The sensors’ remarkable run of double-digit growth in automotive is helped considerably by their key role in vehicle safety systems demanded by mandates. For instance, electronic stability control (ESC) systems engineered to help prevent vehicle skidding are a potent driving force in consumption, given the use of relatively expensive steering-wheel-angle sensors and at least four wheel-speed sensors. The sensors are also employed in tire-pressure monitoring systems (TPMS), where magnetic switches save battery life. Both ESC and TPMS mandates helped propel the sensors toward rapid growth during the past several years, especially as they were being enforced in the highly developed automotive markets of the United States, Canada, the European Union, Australia, South Korea and Japan.
However, use of the sensors via mandates will reach their saturation point by the 2014-15 time frame—which explains the slowing revenue for the years ahead. The high growth rates will prove unsustainable in the end after being well above the norm for an already extended period of time. Moreover, as sensor prices decline by an average of 5 percent every year, overall revenue is eroded despite continuing growth in sensor shipments.
Other market drivers will emerge to make up for loss
Even so, the industry can look forward to a few growth drivers moving forward. Among them are powertrain-related sensors that help meet carbon emission standards and requirements for reduced power consumption; these sensors are needed as part of the trend toward electrification of all kinds of mechanically driven motors, including switches for the control commutation in brushless motor varieties. Assisting in the market as older applications lose fizz are new applications for the sensors, such as electronic power steering or stop-start systems.

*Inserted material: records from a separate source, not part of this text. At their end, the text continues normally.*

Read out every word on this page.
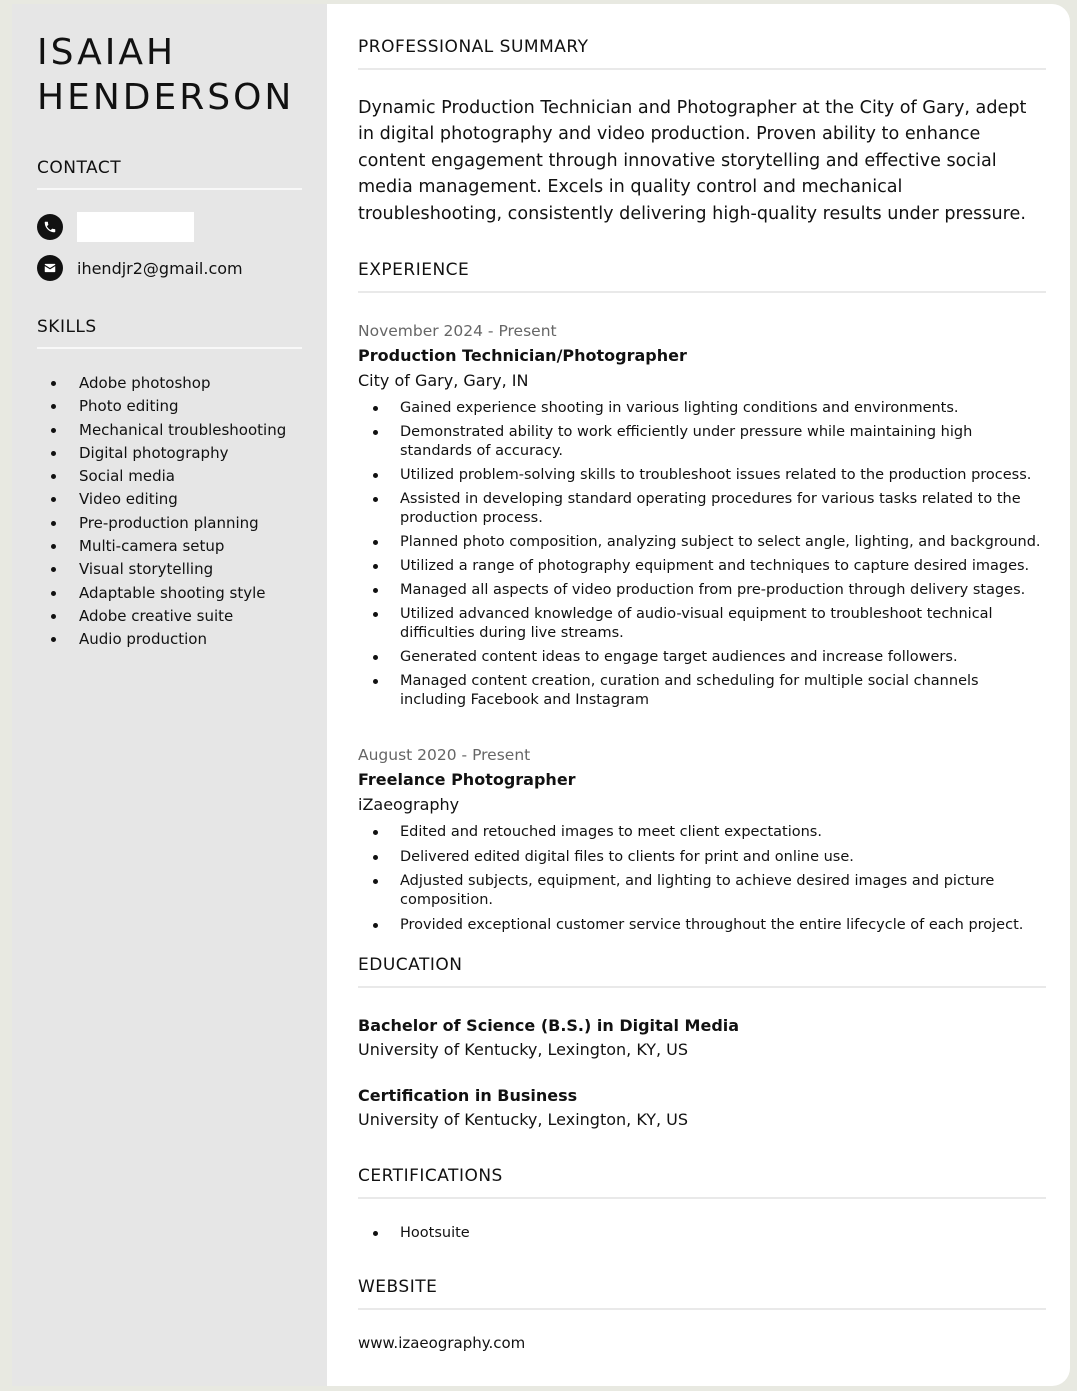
ISAIAH
HENDERSON
CONTACT
ihendjr2@gmail.com
SKILLS
Adobe photoshop
Photo editing
Mechanical troubleshooting
Digital photography
Social media
Video editing
Pre-production planning
Multi-camera setup
Visual storytelling
Adaptable shooting style
Adobe creative suite
Audio production
PROFESSIONAL SUMMARY

Dynamic Production Technician and Photographer at the City of Gary, adept in digital photography and video production. Proven ability to enhance content engagement through innovative storytelling and effective social media management. Excels in quality control and mechanical troubleshooting, consistently delivering high-quality results under pressure.

EXPERIENCE
November 2024 - Present
Production Technician/Photographer
City of Gary, Gary, IN
Gained experience shooting in various lighting conditions and environments.
Demonstrated ability to work efficiently under pressure while maintaining high standards of accuracy.
Utilized problem-solving skills to troubleshoot issues related to the production process.
Assisted in developing standard operating procedures for various tasks related to the production process.
Planned photo composition, analyzing subject to select angle, lighting, and background.
Utilized a range of photography equipment and techniques to capture desired images.
Managed all aspects of video production from pre-production through delivery stages.
Utilized advanced knowledge of audio-visual equipment to troubleshoot technical difficulties during live streams.
Generated content ideas to engage target audiences and increase followers.
Managed content creation, curation and scheduling for multiple social channels including Facebook and Instagram
August 2020 - Present
Freelance Photographer
iZaeography
Edited and retouched images to meet client expectations.
Delivered edited digital files to clients for print and online use.
Adjusted subjects, equipment, and lighting to achieve desired images and picture composition.
Provided exceptional customer service throughout the entire lifecycle of each project.
EDUCATION
Bachelor of Science (B.S.) in Digital Media
University of Kentucky, Lexington, KY, US
Certification in Business
University of Kentucky, Lexington, KY, US
CERTIFICATIONS
Hootsuite
WEBSITE
www.izaeography.com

A major source of demand will come from China, projected to overtake Western Europe by 2016 as the second-largest global market, just behind North America. Sales of magnetic sensors in China will reflect the country’s pre-eminent position in the worldwide automotive economy as China sells some 27.4 million vehicles by then—each of which will require ESC and TPMS electronic fitments.
Japan also continues to be an important consumer of the sensors, although on a much smaller scale, given its domestic consumption of just 5 million units last year. The Japanese automotive supply chain is back on track after devastating impacts from the March 2011 earthquake-tsunami disaster, followed by the heavy flooding in Thailand later in October. Nonetheless, production has recovered within a surprisingly short period and new sources for parts have been found, limiting the overall impact of the twin calamities on the country’s automotive industry.
Overall, Hall-type integrated-circuit sensors and switches remain the most prominent device in the automotive segment, accounting for close to nine out of 10 semiconductor magnetic sensors that are sold. Applications for Hall ICs include wheel-speed sensing in anti-lock brake systems; acceleration pedals; electronic throttle valve position; crankshaft sensing; and exhaust gas recirculation. In addition, there are as many as 30 applications for simple switches in the body of the vehicle—Hall-effect sensors dominate in this low-cost switch category.
The most important suppliers of magnetic sensors at present are Allegro MicroSystems of Massachusetts, Infineon Technologies AG of Germany, Micronas of Switzerland, Melexis NV of Belgium, and NXP Semiconductors of the Netherlands.